Lo Sforzato della Valtellina

14 Dicembre 2012 di  Valentina Vercelli

Meno famoso del cugino Amarone, è prodotto in poche centinaia di migliaia di bottiglie sui terreni impervi della Valtellina e rappresenta uno dei simboli della viticoltura eroica.

Lo Sforzato della Valtellina

Lo Sforzato, o Sfursat, è il primo vino rosso passito secco italiano che ha ottenuto la Docg, nel 2003. E’ prodotto con uve chiavennasca, un clone di nebbiolo, vitigno di origine piemontese, portato dai Liguri forse nel Medioevo in Valtellina, allora via privilegiata per raggiungere i Paesi del Nord Europa.

Qui il nebbiolo, sui ripidi pendii della sponda destra del fiume Adda, ha trovato un ambiente speciale: basti pensare che nella zona tra Inferno e Grumello, a 450 metri di altitudine, ci sono palme, piante grasse e altre specie africane; merito dell’esposizione eccellente, della protezione delle alte montagne e della pendenza del terreno, che assicura alle viti un perfetto drenaggio, tanto che in Valtellina non c’è stata per il vino un’annata negativa dal 1996. I mirabili terrazzamenti su cui crescono le viti furono realizzati dai Romani e tutto il terreno è di riporto, un’opera monumentale che contraddistingue il paesaggio e che assicura alla vite un habitat difficilmente eguagliabile in altri parti del mondo. Qui molto spesso si lavora senza l’ausilio di macchinari e il territorio rappresenta uno dei migliori esempi di viticoltura eroica del nostro Paese.

 

La zona, tra fine Ottocento e fino al secondo dopoguerra, è stata sostanzialmente una colonia svizzera e la Docg dello Sforzato rappresenta l’unico caso in Italia in cui parte del territorio di produzione è situato al di fuori dei confini nazionali, in Val Poschiavo,.

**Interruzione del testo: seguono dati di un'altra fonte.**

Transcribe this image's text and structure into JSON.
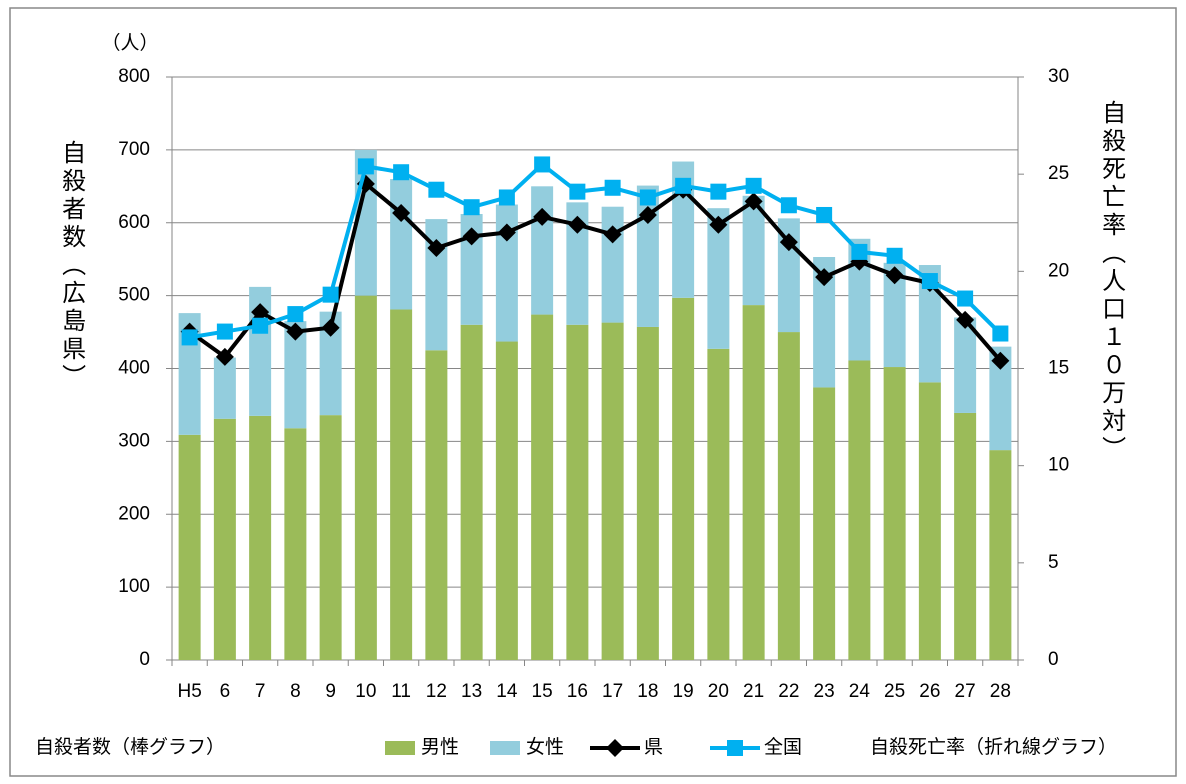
{
  "chart_data": {
    "type": "bar_line_combo",
    "unit_label": "（人）",
    "y_axis_title": "自殺者数（広島県）",
    "y2_axis_title": "自殺死亡率（人口１０万対）",
    "legend_note_bars": "自殺者数（棒グラフ）",
    "legend_note_lines": "自殺死亡率（折れ線グラフ）",
    "categories": [
      "H5",
      "6",
      "7",
      "8",
      "9",
      "10",
      "11",
      "12",
      "13",
      "14",
      "15",
      "16",
      "17",
      "18",
      "19",
      "20",
      "21",
      "22",
      "23",
      "24",
      "25",
      "26",
      "27",
      "28"
    ],
    "ylim": [
      0,
      800
    ],
    "yticks": [
      0,
      100,
      200,
      300,
      400,
      500,
      600,
      700,
      800
    ],
    "y2lim": [
      0,
      30
    ],
    "y2ticks": [
      0,
      5,
      10,
      15,
      20,
      25,
      30
    ],
    "grid": true,
    "series": [
      {
        "name": "男性",
        "kind": "bar",
        "color": "#9bbb59",
        "values": [
          309,
          331,
          335,
          318,
          336,
          500,
          481,
          425,
          460,
          437,
          474,
          460,
          463,
          457,
          497,
          427,
          487,
          450,
          374,
          411,
          402,
          381,
          339,
          288
        ]
      },
      {
        "name": "女性",
        "kind": "bar",
        "color": "#93cddd",
        "values": [
          167,
          84,
          177,
          147,
          142,
          200,
          179,
          180,
          152,
          188,
          176,
          168,
          159,
          194,
          187,
          193,
          150,
          156,
          179,
          167,
          143,
          161,
          131,
          142
        ]
      },
      {
        "name": "県",
        "kind": "line",
        "axis": "y2",
        "marker": "diamond",
        "color": "#000000",
        "values": [
          16.9,
          15.6,
          17.9,
          16.9,
          17.1,
          24.5,
          23.0,
          21.2,
          21.8,
          22.0,
          22.8,
          22.4,
          21.9,
          22.9,
          24.2,
          22.4,
          23.6,
          21.5,
          19.7,
          20.5,
          19.8,
          19.4,
          17.5,
          15.4
        ]
      },
      {
        "name": "全国",
        "kind": "line",
        "axis": "y2",
        "marker": "square",
        "color": "#00b0f0",
        "values": [
          16.6,
          16.9,
          17.2,
          17.8,
          18.8,
          25.4,
          25.1,
          24.2,
          23.3,
          23.8,
          25.5,
          24.1,
          24.3,
          23.8,
          24.4,
          24.1,
          24.4,
          23.4,
          22.9,
          21.0,
          20.8,
          19.5,
          18.6,
          16.8
        ]
      }
    ]
  }
}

La Svizzera è stata a lungo l’unico cliente per i vini prodotti in Valtellina, grazie a un accordo privilegiato che permetteva al Paese di acquistare i vini locali a un prezzo fisso, stabilito di anno in anno. Ma come troppo spesso succede in Italia, questa enorme fortuna si è trasformata in una maledizione poiché i viticoltori si sono approfittati della situazione, privilegiando una produzione di quantità e non di qualità. Verso la fine degli anni Settanta, complice anche la nascita dei primi vini provenienti dal nuovo Mondo, la Svizzera ruppe l’accordo: poteva trovare altrove vini più buoni a un prezzo inferiore.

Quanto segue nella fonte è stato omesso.